Komparatif.ID,Bireuen—Mukhlis Munir,S.T (43) telah berpulang ke kampung Barzah. Mantan Koordinator Gabungan Solidaritas Antikorupsi (GaSAK) Bireuen, meninggal dunia di Rumah Sakit Umum Daerah dr. Fauziah, Senin (2/12/2024).
Sejak kuliah di Fakultas Teknik, Jurusan Teknik Sipil, Universitas Malikussaleh, Lhokseumawe, Mukhlis Munir telah dikenal sebagai salah satu aktivis antikorupsi yang sangat vokal di Aceh.
Ia ikut mendirikan GaSAK Bireuen, dan kemudian berkhidmat di sana hingga tahun 2015. Cukup lama ia menakhodai LSM tersebut. Banyak kader muda antikorupsi yang lahir dari “rahim” GaSAK yang dikomandoi oleh Mukhlis Munir.
Alumnus Resimen Mahadasa Aceh tersebut bukan saja dikenal kritis dalam menyoroti pembangunan daerah. Ia juga sangat anti terhadap sogok-menyogok. Dalam masanya berkiprah sebagai aktivis antikorupsi, tak sekalipun ia bersedia menerima sogokan.
Baca: Pemuda Aceh Harus Menjadi Motor Penggerak Antikorupsi
Meski kuliah di Unimal, Mukhlis justru sangat dekat dengan para aktivis mahasiswa di Universitas Almuslim, Bireuen. Kedekatan tersebut dikarenakan dua faktor. Pertama tandemnya di GaSAK, yaitu Nuruzzahri (Waled) kuliah di universitas tersebut. Salah seorang dewan pendiri GaSAK, Hambali Ilyas juga membuka usaha jual beli telepon selular di dekat Kampus Induk Universitas Almuslim, di Matangglumpangdua, Peusangan.
Ia ikut mendorong lahirnya Unit Kegiatan Mahasiswa (UKM) Simpul Makahasiswa Antikorupsi (SiMAK) Unimus, yang digawangi oleh Nurzahri, Dili Munanzar, Irwansyah, Muhajir Juli,Muhajir Jeumpa,Boihaqi Kersena, Junaidi, Suhendri, Mutia Dewi, Ida Afrida, Nani Handayani, Putri Maulida, dll.
Mukhlis juga dekat dengan aktivis pers kampus LPM Suara Almuslim. Bahkan salah satu ruang di Kantor GaSAK dipinjamkan sebagai markas anak-anak Suara Almuslim. Organisasi tersebut kemudian hari digawangi oleh Jarjani Sulaiman, Murni M. Nasir, Eka Rinika, Suhaina, Fajri, Evi, Aklima, dll.

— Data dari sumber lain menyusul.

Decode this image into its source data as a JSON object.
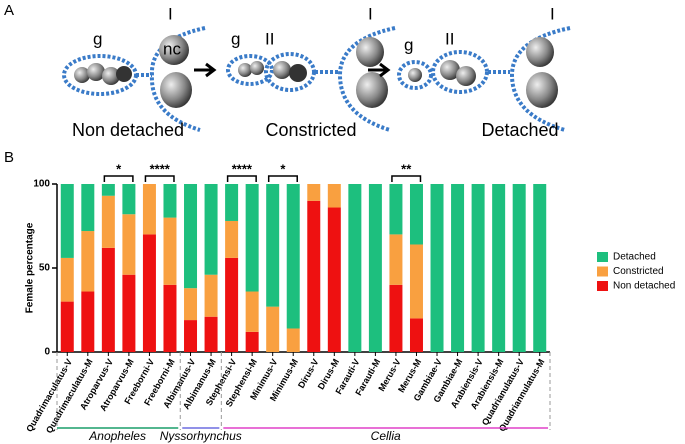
{
  "panel_labels": [
    "A",
    "B"
  ],
  "panel_a": {
    "labels": [
      "g",
      "I",
      "nc",
      "g",
      "II",
      "I",
      "g",
      "II",
      "I"
    ],
    "captions": [
      "Non detached",
      "Constricted",
      "Detached"
    ]
  },
  "chart_data": {
    "type": "stacked_bar",
    "y_label": "Female percentage",
    "categories": [
      "Quadrimaculatus-V",
      "Quadrimaculatus-M",
      "Atroparvus-V",
      "Atroparvus-M",
      "Freeborni-V",
      "Freeborni-M",
      "Albimanus-V",
      "Albimanus-M",
      "Stephensi-V",
      "Stephensi-M",
      "Minimus-V",
      "Minimus-M",
      "Dirus-V",
      "Dirus-M",
      "Farauti-V",
      "Farauti-M",
      "Merus-V",
      "Merus-M",
      "Gambiae-V",
      "Gambiae-M",
      "Arabiensis-V",
      "Arabiensis-M",
      "Quadrianulatus-V",
      "Quadriannulatus-M"
    ],
    "series": [
      {
        "name": "Non detached",
        "color": "#ee1111",
        "values": [
          30,
          36,
          62,
          46,
          70,
          40,
          19,
          21,
          56,
          12,
          0,
          0,
          90,
          86,
          0,
          0,
          40,
          20,
          0,
          0,
          0,
          0,
          0,
          0
        ]
      },
      {
        "name": "Constricted",
        "color": "#f9a040",
        "values": [
          26,
          36,
          31,
          36,
          30,
          40,
          19,
          25,
          22,
          24,
          27,
          14,
          10,
          14,
          0,
          0,
          30,
          44,
          0,
          0,
          0,
          0,
          0,
          0
        ]
      },
      {
        "name": "Detached",
        "color": "#1dbf7e",
        "values": [
          44,
          28,
          7,
          18,
          0,
          20,
          62,
          54,
          22,
          64,
          73,
          86,
          0,
          0,
          100,
          100,
          30,
          36,
          100,
          100,
          100,
          100,
          100,
          100
        ]
      }
    ],
    "ylim": [
      0,
      100
    ],
    "yticks": [
      0,
      50,
      100
    ],
    "legend": "right",
    "annotations": [
      {
        "text": "*",
        "pair": [
          2,
          3
        ]
      },
      {
        "text": "****",
        "pair": [
          4,
          5
        ]
      },
      {
        "text": "****",
        "pair": [
          8,
          9
        ]
      },
      {
        "text": "*",
        "pair": [
          10,
          11
        ]
      },
      {
        "text": "**",
        "pair": [
          16,
          17
        ]
      }
    ],
    "groups": [
      {
        "name": "Anopheles",
        "color": "#1a9e6a",
        "from": 0,
        "to": 5
      },
      {
        "name": "Nyssorhynchus",
        "color": "#6d6de0",
        "from": 6,
        "to": 7
      },
      {
        "name": "Cellia",
        "color": "#e040c8",
        "from": 8,
        "to": 23
      }
    ]
  }
}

Mukhlis juga ikut mendirikan Sekolah Rakyat Anti Korupsi (SeRAK) Bireuen, bersama Junaidi Abdullah, dan Sudarman Alkatiri.
Sejak beberapa tahun lalu, Mukhlis Munir menderita penyakit gangguan ginjal kronis, yang membuat ia harus cuci darah setiap minggu.
Meninggalnya sang aktivis yang beberapa tahun ke belakang bekerja sebagai pendamping desa, meninggalkan rasa duka mendalam di kalangan penggiat antikorupsi di Serambi Mekkah. Teman-temannya di aliansi Aceh Damai Tanpa Korupsi (ADTK) mengucapkan belasungkawa.
Pria berkulit kuning langsat tersebut meninggalkan seorang istri, dan dua anak.